Antihistamines and Anticholinergics
- Agents like dimenhydrinate and scopolamine are primarily effective for motion sickness and not recommended for CINV.
Practical Tips for Antiemetic Therapy
Preferred Administration Routes:
- Oral: Optimal for patients who can tolerate it.
- Rectal: Useful for vomiting patients in outpatient settings.
- IV: Recommended for hospitalized patients with severe vomiting.
Duration of Therapy:
- For highly emetogenic chemotherapy (HEC): Dexamethasone and olanzapine should continue for up to two days post-chemotherapy.
- For moderately emetogenic chemotherapy (MEC): Olanzapine may also be extended for up to two days.
Multiday Regimens:
- Anti-emetics should be administered daily during multiday chemotherapy courses.
Management Algorithm for CINV Based on Risk of Emesis
1. High Emetogenic Risk (>90%)
Acute Phase:
- Day 1: NK-1 RA + 5-HT3 RA + Olanzapine + Dexamethasone
Delayed Phase:
- Days 2–4: Olanzapine + Dexamethasone
- If aprepitant was used on Day 1, continue it on Days 2–3.
Breakthrough Nausea/Vomiting (N/V):
- Controlled: Continue original antiemetics until the course is completed.
- Not Controlled: Add one or more agents with different mechanisms of action:
- Metoclopramide
- Prochlorperazine
- Haloperidol
- Lorazepam or alprazolam (if anxiety is present)
- Olanzapine
- If still not controlled, add a cannabinoid (e.g., nabilone).
- If still not controlled, consider changing the chemotherapy regimen.
2. Moderate Emetogenic Risk (31–90%)
Acute Phase:
- Day 1: 5-HT3 RA + Dexamethasone
Delayed Phase:
- Days 2–4: Dexamethasone
Breakthrough N/V:
- Controlled: Continue original antiemetics until the course is completed.

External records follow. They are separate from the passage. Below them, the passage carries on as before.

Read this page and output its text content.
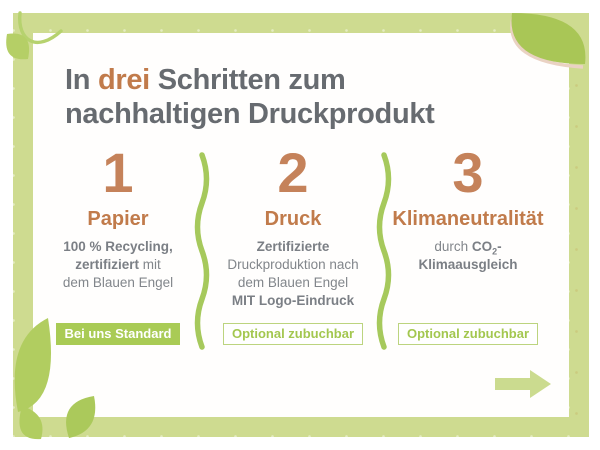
In drei Schritten zum
nachhaltigen Druckprodukt
1
Papier
100 % Recycling,
zertifiziert mit
dem Blauen Engel
Bei uns Standard
2
Druck
Zertifizierte
Druckproduktion nach
dem Blauen Engel
MIT Logo-Eindruck
Optional zubuchbar
3
Klimaneutralität
durch $CO_2-$
Klimaausgleich
Optional zubuchbar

- Not Controlled: Add one or more agents with different mechanisms of action:
- Metoclopramide
- Prochlorperazine
- Haloperidol
- Lorazepam or alprazolam (if anxiety is present)
- Olanzapine
- If still not controlled, add a cannabinoid (e.g., nabilone).
- If still not controlled, consider changing the chemotherapy regimen.
3. Low Emetogenic Risk (10–30%)
Acute Phase:
- Day 1: 5-HT3 RA, Dexamethasone, Metoclopramide, or Prochlorperazine
Delayed Phase:
- No prophylaxis necessary.
Breakthrough N/V:
- Controlled: Continue original antiemetics until the course is completed.
- Not Controlled: Add one or more agents with different mechanisms of action:
- Metoclopramide
- Prochlorperazine
- Haloperidol
- Lorazepam or alprazolam (if anxiety is present)
- Olanzapine
- If still not controlled, add a cannabinoid (e.g., nabilone).
- If still not controlled, consider changing the chemotherapy regimen.
4. Minimal Emetogenic Risk (<10%)
Acute Phase:
- No prophylaxis necessary.
Delayed Phase:
- No prophylaxis necessary.
Breakthrough N/V:
- If uncontrolled in the current cycle, administer antiemetics from the next higher emetogenic category for subsequent cycles.
- Consider lorazepam for anticipatory nausea/vomiting.
General Notes for Breakthrough N/V
- If controlled, continue the current antiemetic regimen.
- If not controlled, consider escalating therapy:
- Add antiemetics with differing mechanisms.
- Use cannabinoids as secondary agents.
- Alter the chemotherapy protocol as a last resort.